How To Find Domain & Range -Part-II

In general, we determine the domain of each function by looking for the values of independent variable (usually x) which we are allowed to use. We avoid 0 in the denominator, or negative values under square root sign. Because if 0 will come in the denominator than function will not be defined so we exclude these numbers from the real numbers. Similarly negative sign in the square root is not defined for real valued.

When finding the domain, remember:

• The denominator of a fraction can not be zero.
• The number under a square root sign must be positive.

Range of a function is the set of all possible resulting values of the dependent variable (usually y), after we have substituted the domain in the given function.

• The range of a function is the possible minimum y values to maximum y values.
• Substitute different x values into the expression for y to see what is happening. (Ask yourself: Is y always positive? Always negative? or may be equal to certain values ?)
• Make sure you are looking for minimum and maximum values of y
• Draw the graph of the function, from the graph you can see clearly see the range.

Let us consider one example to find domain and range?

y = f(x) = √(16 -x²)

For domain,

⇒ 16 -x²≥0

⇒ x² -16≤ 0

⇒ (x -4)(x+4) ≤ 0

⇒ -4≤ x ≤ 4

⇒x ∈ [ -4 ,4]

Hence, Domain(f)=[-4,4]

For Range, f(x) = y =√( 16 -x²)

⇒ y²=16 -x²

⇒ x²=16 -y²

⇒ x =√( 16 -y²)

Clearly, x will take real values, if

⇒ 16 -y² ≥ 0

⇒ y² -16 ≤ 0

⇒ (y -4)(y+4) ≤ 0

⇒ -4 ≤ y ≤ 4

⇒ y ∈ [-4,4 ]

Also, y=√( 16 -x²) ≥ 0 for all x ∈ [ -4 ,4]

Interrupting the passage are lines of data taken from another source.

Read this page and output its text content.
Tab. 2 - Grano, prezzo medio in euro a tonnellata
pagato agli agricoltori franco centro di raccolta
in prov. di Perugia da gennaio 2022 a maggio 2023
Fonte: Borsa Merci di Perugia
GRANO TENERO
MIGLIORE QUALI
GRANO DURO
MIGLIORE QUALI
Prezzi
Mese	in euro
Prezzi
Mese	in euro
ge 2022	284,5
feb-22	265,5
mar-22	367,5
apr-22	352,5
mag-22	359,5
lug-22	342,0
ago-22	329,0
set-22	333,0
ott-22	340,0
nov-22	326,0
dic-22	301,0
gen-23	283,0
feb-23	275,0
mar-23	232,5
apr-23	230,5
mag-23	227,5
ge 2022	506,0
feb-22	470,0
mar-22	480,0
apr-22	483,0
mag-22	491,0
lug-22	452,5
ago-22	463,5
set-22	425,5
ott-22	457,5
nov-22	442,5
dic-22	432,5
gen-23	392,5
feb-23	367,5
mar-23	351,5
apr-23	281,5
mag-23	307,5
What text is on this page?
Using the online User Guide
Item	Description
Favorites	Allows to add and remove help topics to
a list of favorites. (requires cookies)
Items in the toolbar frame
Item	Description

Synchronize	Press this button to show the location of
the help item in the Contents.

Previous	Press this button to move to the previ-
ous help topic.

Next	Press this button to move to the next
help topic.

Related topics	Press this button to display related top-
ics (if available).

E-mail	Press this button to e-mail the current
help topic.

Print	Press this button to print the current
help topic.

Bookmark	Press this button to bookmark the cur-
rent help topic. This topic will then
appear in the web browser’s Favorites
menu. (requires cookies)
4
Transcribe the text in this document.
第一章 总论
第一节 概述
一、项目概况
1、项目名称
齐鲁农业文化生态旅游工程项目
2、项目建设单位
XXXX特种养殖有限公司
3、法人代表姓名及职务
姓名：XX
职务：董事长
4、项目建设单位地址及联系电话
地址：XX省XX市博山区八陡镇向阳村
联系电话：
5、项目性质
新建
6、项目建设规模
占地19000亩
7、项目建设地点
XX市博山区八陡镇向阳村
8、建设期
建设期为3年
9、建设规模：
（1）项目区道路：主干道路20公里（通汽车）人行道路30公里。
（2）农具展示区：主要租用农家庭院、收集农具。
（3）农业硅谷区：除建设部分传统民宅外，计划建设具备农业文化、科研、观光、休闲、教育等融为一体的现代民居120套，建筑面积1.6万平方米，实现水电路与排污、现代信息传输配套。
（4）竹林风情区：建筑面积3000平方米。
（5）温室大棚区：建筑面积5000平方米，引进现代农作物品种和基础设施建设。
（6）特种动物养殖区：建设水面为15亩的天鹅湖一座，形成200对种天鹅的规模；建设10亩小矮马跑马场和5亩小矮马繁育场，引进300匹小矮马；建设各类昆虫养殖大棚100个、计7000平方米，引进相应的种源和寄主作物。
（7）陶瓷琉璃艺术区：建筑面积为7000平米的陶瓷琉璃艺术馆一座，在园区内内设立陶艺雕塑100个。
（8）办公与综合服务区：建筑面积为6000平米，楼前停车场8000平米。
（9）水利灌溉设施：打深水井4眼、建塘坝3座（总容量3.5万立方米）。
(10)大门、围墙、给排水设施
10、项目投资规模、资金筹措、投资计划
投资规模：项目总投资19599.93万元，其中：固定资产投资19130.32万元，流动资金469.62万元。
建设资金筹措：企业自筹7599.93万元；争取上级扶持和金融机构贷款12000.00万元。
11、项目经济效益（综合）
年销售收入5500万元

Therefore,y ∈ [ 0,4] for all x ∈ [ -4 ,4]

Hence, Range(f) = [0 ,4]

Let us consider another example, y =1/√(x -5) Find domain and range?

we have, y =1/√(x -5)

Clearly, given function takes real values, if

⇒ x-5 > 0

⇒ x >5

⇒ x ∈ ( 5,∞)

⇒ domain(f) = ( 5,∞)

For x>5 ,we have

x -5> 0 ⇒ √(x -5)> 0

⇒ 1/√(x -5) > 0

⇒ y>0

Hence, function takes all real values greater than zero.

Range(f) = ( 0,∞)